La répétition des verbes de vision à six reprises dans le paragraphe révèle l'évidence de la rencontre et la fulgurance du désir soulignée par ailleurs par la brièveté des phrases ou les métaphores : « When he saw her the detonation almost drowned him » ; « he watched her. » ; « He had almost reached the bank when she looked up and saw him » (333) ; « They looked at each other » (334). La luminosité des corps qui se détachent dans l'obscurité marque la fascination qu'exerce le corps de l'autre : « Her face pale in the moonlight » (334) ou « She could see his smile in the dark. His white, sudden smile [...] » (334). La certitude de la rencontre a bien le tranchant d'une lame de couteau (332) et la scène isole les personnages pour mieux les détacher des contingences : le monde extérieur disparu, les personnages sont symboliquement sur la berge du fleuve, seul endroit, frontalier, où ils puissent vivre ensemble. Cet espace déjà étroit est circonscrit par l'ovale de terre sèche laissé par le bateau, cercle magique où ils pourront s'aimer à l'abri de la tente formée par les cheveux d'Ammu. Si cet espace est tragique par sa fragilité, il est aussi protégé et proche des espaces paradisiaques chers à la poésie lyrique.

2.2 Une scène sensuelle : la communion des corps

Le silence et l'obscurité baignent toute la scène ; la voix de la radio éloignée, il n'y a presqu'aucun échange de paroles, à peine une ligne au début de la scène, prononcée par Velutha, et une autre à la fin, prononcée par Ammu. Seuls se font entendre les bruits des souffles, des rires ou des pleurs presque silencieux d'Ammu et des bambous. La narration elle-même semble suspendue : « But what was there to say? » (338)

Mais tous les autres sens sont convoqués : la vue avec la découverte de leurs corps dans une énumération poétique, le toucher « skin to skin » (334) et le contraste entre la douceur et la rudesse des peaux, l'odorat déjà signalé, et le goût enfin. (335, 337)
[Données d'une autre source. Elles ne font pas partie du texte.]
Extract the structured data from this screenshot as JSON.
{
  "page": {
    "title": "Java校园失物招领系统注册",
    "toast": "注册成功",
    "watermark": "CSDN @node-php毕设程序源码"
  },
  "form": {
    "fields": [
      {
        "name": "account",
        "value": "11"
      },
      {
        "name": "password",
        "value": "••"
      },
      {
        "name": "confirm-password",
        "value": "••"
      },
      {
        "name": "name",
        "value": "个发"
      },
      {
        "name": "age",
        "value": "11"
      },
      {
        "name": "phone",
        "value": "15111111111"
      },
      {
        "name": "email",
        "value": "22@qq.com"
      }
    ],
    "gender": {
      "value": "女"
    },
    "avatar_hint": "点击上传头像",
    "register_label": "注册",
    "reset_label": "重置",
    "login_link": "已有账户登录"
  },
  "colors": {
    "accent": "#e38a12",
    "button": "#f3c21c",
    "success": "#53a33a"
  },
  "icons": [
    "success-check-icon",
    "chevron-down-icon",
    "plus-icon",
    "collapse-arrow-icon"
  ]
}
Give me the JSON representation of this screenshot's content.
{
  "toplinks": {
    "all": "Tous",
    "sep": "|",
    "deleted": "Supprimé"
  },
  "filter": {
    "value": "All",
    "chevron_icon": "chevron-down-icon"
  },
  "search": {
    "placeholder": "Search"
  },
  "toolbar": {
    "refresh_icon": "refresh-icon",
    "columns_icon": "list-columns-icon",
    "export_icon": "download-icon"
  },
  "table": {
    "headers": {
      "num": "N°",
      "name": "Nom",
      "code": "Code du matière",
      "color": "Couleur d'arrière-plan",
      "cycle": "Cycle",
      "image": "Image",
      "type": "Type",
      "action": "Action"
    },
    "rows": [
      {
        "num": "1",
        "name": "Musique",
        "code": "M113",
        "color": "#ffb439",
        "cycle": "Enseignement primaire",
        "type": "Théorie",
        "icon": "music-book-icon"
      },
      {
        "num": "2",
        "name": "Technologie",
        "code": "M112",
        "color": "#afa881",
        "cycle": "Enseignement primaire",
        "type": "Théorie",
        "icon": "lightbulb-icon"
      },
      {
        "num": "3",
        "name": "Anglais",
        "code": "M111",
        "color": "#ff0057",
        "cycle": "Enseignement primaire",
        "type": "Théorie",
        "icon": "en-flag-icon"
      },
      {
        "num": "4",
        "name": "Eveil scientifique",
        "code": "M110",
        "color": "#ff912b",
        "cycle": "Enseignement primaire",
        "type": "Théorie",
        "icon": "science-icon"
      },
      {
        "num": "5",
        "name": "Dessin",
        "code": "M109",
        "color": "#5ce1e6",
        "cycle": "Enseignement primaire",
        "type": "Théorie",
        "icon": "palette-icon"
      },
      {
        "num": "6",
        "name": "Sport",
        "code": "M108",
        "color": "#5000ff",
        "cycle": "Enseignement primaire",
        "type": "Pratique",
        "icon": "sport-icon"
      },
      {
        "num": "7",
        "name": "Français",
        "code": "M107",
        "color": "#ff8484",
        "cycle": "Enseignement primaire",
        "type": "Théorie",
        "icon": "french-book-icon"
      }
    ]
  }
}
Mais si les détails érotiques sont précis, ils sont toujours donnés sur le mode lyrique. C'est la fusion qui est mise en valeur avec les parallélismes : « Her brownness against his blackness. Her softness against his hardness. Her nut-brown breasts [...] against his smooth ebony chest » (335) ou encore « Clouded eyes held clouded eyes [...] and a luminous woman opened herself to a luminous man. » (336) La plupart des verbes employés vont dans ce sens : « to open (herself) » (336) , « to drown » (337) , « to move closer » (338), «  to touch more of him » (338) et l'expression la plus forte, la plus étrange aussi, révèle une inversion des images érotiques du feminin et du masculin : « She moved closer, wanting to be within him, to touch more of him. He gathered her into the cave of his body » (338). Ce renversement des rôles souligne la communion des corps qui échangent leurs caractéristiques. Le désir d'incorporer l'autre témoigne lui aussi d'une quête de fusion.
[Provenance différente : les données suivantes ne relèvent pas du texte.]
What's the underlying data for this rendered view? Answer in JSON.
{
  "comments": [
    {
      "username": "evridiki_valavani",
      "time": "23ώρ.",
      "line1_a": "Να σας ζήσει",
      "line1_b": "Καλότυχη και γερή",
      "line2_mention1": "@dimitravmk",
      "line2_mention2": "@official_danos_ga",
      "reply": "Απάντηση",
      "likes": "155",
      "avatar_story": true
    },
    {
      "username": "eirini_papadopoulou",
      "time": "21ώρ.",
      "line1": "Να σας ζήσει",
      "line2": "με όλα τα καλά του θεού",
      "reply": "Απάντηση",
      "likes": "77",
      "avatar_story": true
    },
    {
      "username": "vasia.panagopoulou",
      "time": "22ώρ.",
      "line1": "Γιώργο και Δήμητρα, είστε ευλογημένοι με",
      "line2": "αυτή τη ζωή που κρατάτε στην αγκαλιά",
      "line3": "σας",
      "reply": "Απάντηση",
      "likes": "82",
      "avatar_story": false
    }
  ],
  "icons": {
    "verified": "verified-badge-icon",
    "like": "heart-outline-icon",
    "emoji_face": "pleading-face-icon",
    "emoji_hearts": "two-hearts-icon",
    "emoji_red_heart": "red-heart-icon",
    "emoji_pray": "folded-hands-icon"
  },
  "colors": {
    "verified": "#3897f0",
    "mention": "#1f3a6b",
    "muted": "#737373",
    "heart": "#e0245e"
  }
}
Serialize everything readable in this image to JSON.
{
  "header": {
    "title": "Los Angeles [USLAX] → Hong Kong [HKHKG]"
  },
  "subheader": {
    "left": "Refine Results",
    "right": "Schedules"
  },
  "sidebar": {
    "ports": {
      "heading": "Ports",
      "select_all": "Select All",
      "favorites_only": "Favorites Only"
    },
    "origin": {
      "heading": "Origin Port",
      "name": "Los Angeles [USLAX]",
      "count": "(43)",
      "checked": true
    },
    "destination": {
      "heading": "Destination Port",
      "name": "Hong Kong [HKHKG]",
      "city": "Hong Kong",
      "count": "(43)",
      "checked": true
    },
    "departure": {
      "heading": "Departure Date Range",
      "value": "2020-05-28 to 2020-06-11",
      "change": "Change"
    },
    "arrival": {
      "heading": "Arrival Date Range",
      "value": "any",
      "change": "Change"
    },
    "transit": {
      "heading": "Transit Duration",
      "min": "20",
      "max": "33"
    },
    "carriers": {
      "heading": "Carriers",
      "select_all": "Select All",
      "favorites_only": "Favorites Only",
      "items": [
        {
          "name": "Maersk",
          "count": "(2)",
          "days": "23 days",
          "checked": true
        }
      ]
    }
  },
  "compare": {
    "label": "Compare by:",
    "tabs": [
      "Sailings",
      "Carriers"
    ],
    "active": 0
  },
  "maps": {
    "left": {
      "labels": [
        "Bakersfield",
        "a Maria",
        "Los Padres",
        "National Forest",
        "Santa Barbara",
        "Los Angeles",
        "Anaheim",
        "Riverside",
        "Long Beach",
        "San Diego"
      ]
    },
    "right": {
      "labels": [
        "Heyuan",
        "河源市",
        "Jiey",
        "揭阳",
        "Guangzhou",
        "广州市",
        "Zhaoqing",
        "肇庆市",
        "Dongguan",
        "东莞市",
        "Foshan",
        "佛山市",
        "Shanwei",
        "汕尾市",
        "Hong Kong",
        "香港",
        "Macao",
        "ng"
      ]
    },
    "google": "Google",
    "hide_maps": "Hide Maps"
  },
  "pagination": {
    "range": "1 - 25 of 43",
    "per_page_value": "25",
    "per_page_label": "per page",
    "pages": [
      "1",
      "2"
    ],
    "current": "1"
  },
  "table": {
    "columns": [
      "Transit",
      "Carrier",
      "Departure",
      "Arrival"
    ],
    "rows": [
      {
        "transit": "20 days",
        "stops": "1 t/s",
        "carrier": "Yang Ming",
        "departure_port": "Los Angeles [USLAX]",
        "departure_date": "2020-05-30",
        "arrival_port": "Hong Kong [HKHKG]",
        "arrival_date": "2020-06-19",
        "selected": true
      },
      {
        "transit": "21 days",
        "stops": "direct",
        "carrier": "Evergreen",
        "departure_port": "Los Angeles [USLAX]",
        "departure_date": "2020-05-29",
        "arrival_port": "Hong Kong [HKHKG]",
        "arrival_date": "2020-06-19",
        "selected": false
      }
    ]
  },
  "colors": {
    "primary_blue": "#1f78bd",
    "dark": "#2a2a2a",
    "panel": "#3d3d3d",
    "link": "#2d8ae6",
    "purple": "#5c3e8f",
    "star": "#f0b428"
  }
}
Les comparaisons et métaphores inscrivent le plaisir dans un cadre naturel et poétique. On retrouve des métaphores lyriques traditionnelles comme celle de la coupe du sexe féminin (337) ou celle de la danse « She danced for him » (337), ou de la nage (337), pour évoquer la sexualité. La comparaison de ce moment à une clairière dans la vie d'Ammu est elle aussi assez classique. Mais d'autres passages sont plus mystérieux comme la comparaison des sept années d'abandon à l'envol lourd d'une paonne : « Like a dull, steel peahen » (337).

Elles participent à la poésie du texte, poésie marquée aussi dans le rythme avec des phrases brèves ou nominales, des énumérations poétiques : celle des éléments naturels « The water. The mud. The trees. The fish. The stars. » (333) ; celle des éléments du monde blanc du bateau (336) ; celle encore des parties du corps : « [...] her eyes. Her ears. Her breasts. Her belly. Her seven silver stretchmarks » (337) ou celle des petits riens de la nature auxquels ils se tiennent par peur de l'avenir (338). L'utilisation du point isole chacun des mots, lui donne une intensité particulière qui dévoile en quelque sorte l'essence des choses. La typographie très aérée crée même parfois des sortes de vers blancs dans le corps du texte. Extraits de la narration, ces passages la suspendent, introduisent l'équivalent littéraire du soupir musical. Ce silence est parfois plein de menaces, mais  le plus souvent au contraire, la fragmentation de l'écriture rend sensibles la beauté et la fragilité de l'instant.

He did.
Know.  (332)

Perhaps.
Perhaps not.
Who can tell?  (333)

Was it?
Two lives. Two children's childhoods.
And a history lesson for future offenders.  (336)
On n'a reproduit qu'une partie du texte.